Bloomberg News

Brazil Government to Fight State Pay-Television Tax Increase

September 21, 2012

Brazil’s federal government will lobby against a proposal by state-level officials to more than double taxes on pay-television services from companies such as America Movil SAB (AMXL) and DirecTV. (DTV:US)

Communications Minister Paulo Bernardo said yesterday he’ll seek to convince state finance secretaries to drop plans to raise the so-called ICMS tax on cable and satellite services to 25 percent from 10 percent. Such an increase would hurt industry growth, Bernardo said in an interview in Brasilia.

America Movil is relying on demand for pay-TV services to boost its business in Brazil, its second-biggest market behind Mexico, as its mobile-phone unit’s expansion slows. Its shares fell the most in more than three months yesterday after a state official said finance secretaries may increase the tax.

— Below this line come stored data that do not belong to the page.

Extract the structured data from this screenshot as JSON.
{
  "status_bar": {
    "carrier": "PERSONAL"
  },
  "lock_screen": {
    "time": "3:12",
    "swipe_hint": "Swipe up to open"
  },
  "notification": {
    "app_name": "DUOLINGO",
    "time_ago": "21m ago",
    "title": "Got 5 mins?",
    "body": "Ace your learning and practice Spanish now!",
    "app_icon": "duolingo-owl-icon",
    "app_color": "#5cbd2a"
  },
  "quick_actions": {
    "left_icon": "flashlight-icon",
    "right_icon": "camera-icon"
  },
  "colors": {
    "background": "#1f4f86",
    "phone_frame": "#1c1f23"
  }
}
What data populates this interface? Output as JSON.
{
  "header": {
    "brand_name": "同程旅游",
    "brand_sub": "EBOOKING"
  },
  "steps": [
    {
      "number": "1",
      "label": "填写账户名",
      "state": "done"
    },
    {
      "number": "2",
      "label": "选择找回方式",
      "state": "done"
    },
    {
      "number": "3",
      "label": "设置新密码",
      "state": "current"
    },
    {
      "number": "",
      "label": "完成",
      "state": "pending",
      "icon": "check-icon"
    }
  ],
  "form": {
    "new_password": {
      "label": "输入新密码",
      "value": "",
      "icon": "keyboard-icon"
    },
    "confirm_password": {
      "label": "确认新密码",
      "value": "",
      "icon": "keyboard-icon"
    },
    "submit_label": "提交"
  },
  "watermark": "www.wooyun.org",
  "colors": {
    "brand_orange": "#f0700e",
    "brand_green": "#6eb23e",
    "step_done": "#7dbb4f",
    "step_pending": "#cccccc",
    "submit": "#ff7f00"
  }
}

“The Brazilian pay-TV market has been the one bright spot in America Movil’s Brazilian operations,” said Kevin Smithen, an analyst at Macquarie Capital USA Inc. in New York, in a phone interview yesterday. “Increased regulation and taxation could have an impact on the growth trajectory in that business.” He has the equivalent of a buy rating on America Movil shares.

America Movil’s Brazilian pay-TV revenue climbed 26.6 percent last quarter from a year earlier, compared with a 2.4 percent decline in the wireless business. Shares in the company, controlled by billionaire Carlos Slim, rose 0.9 percent to 16.31 pesos at the close in Mexico City after sliding 2 percent yesterday, the biggest decline since June 1.

Vote Scheduled

Confaz, the board that brings together state finance secretaries, plans to vote on the tax proposal Sept. 28, Claudio Trinchao Santos, the group’s coordinator, said in an interview Sept. 19. Raising the rate to 25 percent would match the tax assessed for phone services, he said.

An increase would take advantage of expected growth in the pay-TV market and prevent phone companies from arguing that they should pay only 10 percent when selling combinations of video, voice and Internet service, he said.

America Movil, which gets 32 percent of Brazilian sales and 8 percent of overall revenue from pay-TV in the South American country, may decide to absorb much of the tax increase to maintain growth, Michel Morin, an analyst at Morgan Stanley in New York, said yesterday in a research note.

Consumer bills may increase 22 percent if the tax increase is approved as companies pass along the cost to customers, Joao Rezende, president of the nation’s telecommunications regulator, said yesterday in an interview in Brasilia.

Already Benefiting

State governments are already benefiting from pay-TV’s growth, Bernardo said. Pay-TV subscriptions will more than double by 2014, reaching 50 percent of Brazilian households, he said.

“That will increase tax revenue for the states,” Bernardo said. “We have high taxes already, and consumers are the ones that pay the price. It’s terrible news at a time when we’re trying to cut taxes.”

Brazilian pay-TV subscriptions will jump to 17 million by the end of the year from 12.7 million in 2011, according to estimates from Anatel, as the telecommunications agency is known. By 2018, Anatel expects 35 million subscribers. The tax increase would force Anatel to revise those projections, Rezende said.

Biggest Carriers

America Movil, through its Embratel and Net Servicos units, has 55 percent of Brazilian pay-TV subscribers, followed by El Segundo, California-based DirecTV, with 30 percent, according to data from Anatel. DirecTV fell 0.1 percent to $52.31 in New York.

Oi SA (OIBR4), the phone carrier based in Rio de Janeiro, dropped 3.5 percent to 8.11 reais in Sao Paulo trading, while Telefonica Brasil SA, controlled by Madrid-based Telefonica SA (TEF), gained 0.2 percent to 44.64 reais.

A Telefonica Brasil representative declined to comment yesterday, while officials at Oi and America Movil didn’t return phone and e-mail messages.

“The clients are the ones who will pay for the tax increase,” Bernardo said. “The company will pass it through on their accounts. That means growth and also investments will be hindered.”